God has been intrinsically active from the beginning of existence up until the aftermath of the flood. Genesis 1-9 have been centrally focused on creation event, and God’s relationship with his creation. And now God is no longer at the center of the story. Instead of rejoicing in the good God that saved him and his family from certain destruction, he drinks the wine from his vineyard, falls asleep naked, and curses his grandson.

God is no longer at the center of Noah’s story.

Where is God in your story?

I am in divinity school, and ironically enough it is one of the most difficult places to find God. We spend so much time talking around God, and through God, below God, and about God, that we forget to talk to God.
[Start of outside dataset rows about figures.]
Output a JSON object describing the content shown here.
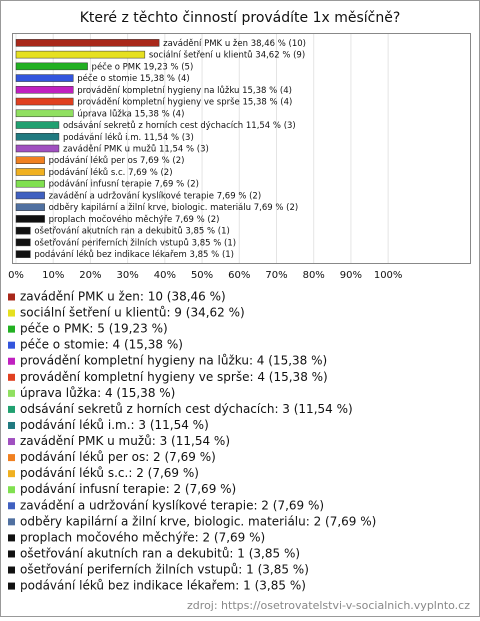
{
  "chart_data": {
    "type": "bar",
    "orientation": "horizontal",
    "title": "Které z těchto činností provádíte 1x měsíčně?",
    "categories": [
      "zavádění PMK u žen",
      "sociální šetření u klientů",
      "péče o PMK",
      "péče o stomie",
      "provádění kompletní hygieny na lůžku",
      "provádění kompletní hygieny ve sprše",
      "úprava lůžka",
      "odsávání sekretů z horních cest dýchacích",
      "podávání léků i.m.",
      "zavádění PMK u mužů",
      "podávání léků per os",
      "podávání léků s.c.",
      "podávání infusní terapie",
      "zavádění a udržování kyslíkové terapie",
      "odběry kapilární a žilní krve, biologic. materiálu",
      "proplach močového měchýře",
      "ošetřování akutních ran a dekubitů",
      "ošetřování periferních žilních vstupů",
      "podávání léků bez indikace lékařem"
    ],
    "values": [
      38.46,
      34.62,
      19.23,
      15.38,
      15.38,
      15.38,
      15.38,
      11.54,
      11.54,
      11.54,
      7.69,
      7.69,
      7.69,
      7.69,
      7.69,
      7.69,
      3.85,
      3.85,
      3.85
    ],
    "value_labels": [
      "38,46 % (10)",
      "34,62 % (9)",
      "19,23 % (5)",
      "15,38 % (4)",
      "15,38 % (4)",
      "15,38 % (4)",
      "15,38 % (4)",
      "11,54 % (3)",
      "11,54 % (3)",
      "11,54 % (3)",
      "7,69 % (2)",
      "7,69 % (2)",
      "7,69 % (2)",
      "7,69 % (2)",
      "7,69 % (2)",
      "7,69 % (2)",
      "3,85 % (1)",
      "3,85 % (1)",
      "3,85 % (1)"
    ],
    "colors": [
      "#a8281a",
      "#e6e020",
      "#22b022",
      "#3355dd",
      "#c020c0",
      "#e04020",
      "#90e060",
      "#20a070",
      "#207a80",
      "#a050c0",
      "#f08020",
      "#f0b020",
      "#80e050",
      "#4060c0",
      "#5070a0",
      "#111111",
      "#111111",
      "#111111",
      "#111111"
    ],
    "legend_labels": [
      "zavádění PMK u žen: 10 (38,46 %)",
      "sociální šetření u klientů: 9 (34,62 %)",
      "péče o PMK: 5 (19,23 %)",
      "péče o stomie: 4 (15,38 %)",
      "provádění kompletní hygieny na lůžku: 4 (15,38 %)",
      "provádění kompletní hygieny ve sprše: 4 (15,38 %)",
      "úprava lůžka: 4 (15,38 %)",
      "odsávání sekretů z horních cest dýchacích: 3 (11,54 %)",
      "podávání léků i.m.: 3 (11,54 %)",
      "zavádění PMK u mužů: 3 (11,54 %)",
      "podávání léků per os: 2 (7,69 %)",
      "podávání léků s.c.: 2 (7,69 %)",
      "podávání infusní terapie: 2 (7,69 %)",
      "zavádění a udržování kyslíkové terapie: 2 (7,69 %)",
      "odběry kapilární a žilní krve, biologic. materiálu: 2 (7,69 %)",
      "proplach močového měchýře: 2 (7,69 %)",
      "ošetřování akutních ran a dekubitů: 1 (3,85 %)",
      "ošetřování periferních žilních vstupů: 1 (3,85 %)",
      "podávání léků bez indikace lékařem: 1 (3,85 %)"
    ],
    "xlim": [
      0,
      122
    ],
    "xticks": [
      {
        "value": 0,
        "label": "0%"
      },
      {
        "value": 10,
        "label": "10%"
      },
      {
        "value": 20,
        "label": "20%"
      },
      {
        "value": 30,
        "label": "30%"
      },
      {
        "value": 40,
        "label": "40%"
      },
      {
        "value": 50,
        "label": "50%"
      },
      {
        "value": 60,
        "label": "60%"
      },
      {
        "value": 70,
        "label": "70%"
      },
      {
        "value": 80,
        "label": "80%"
      },
      {
        "value": 90,
        "label": "90%"
      },
      {
        "value": 100,
        "label": "100%"
      }
    ],
    "grid": true,
    "source": "zdroj: https://osetrovatelstvi-v-socialnich.vyplnto.cz"
  }
}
I have become consumed with thoughts about my own ordination process, and what kind of church will the conference assign me to at the end of the year if they commission me, when instead I should be thinking about how can I make God’s kingdom come on earth.

Maybe some of you are like Noah and me, where God is sometimes no longer at the center of your story. Some of you might be lonely and miss the companionship of a friend or spouse when we as a church could be working to reflect the goodness of God’s communal creation by reaching out to those in out pews who need relationship the most.

Perhaps some of you are consumed by your own sin, afraid of the damage it has caused and will continue to cause when you could be contemplating the forgiveness Christ proclaimed from the cross toward his accusers and torturers – no one is beyond the loving embrace of God.

Maybe some of you are unemployed and are worried about the responsibility resting on your shoulders when this church could be reflecting the church instituted by the God who became flesh in Christ that cared for one another through giving to any who had need.

Perhaps you are afraid to die, you’ve come face to face with your own mortality and you can’t stand the sight of it when we could all readily recognize that one day we all will die, but just as God became flesh in Jesus Christ and mounted the cross, Jesus was resurrected from beyond the grave; God has called each of us to something greater than our own mortality.

I don’t know what to do with Noah’s story. I don’t know what brought you to church this morning. I don’t know if you’re afraid, or if you’re lonely, or if you’re tired, or just complacent. But one thing I am sure of, with every fiber of my being, is that God is supposed to be the center of our story.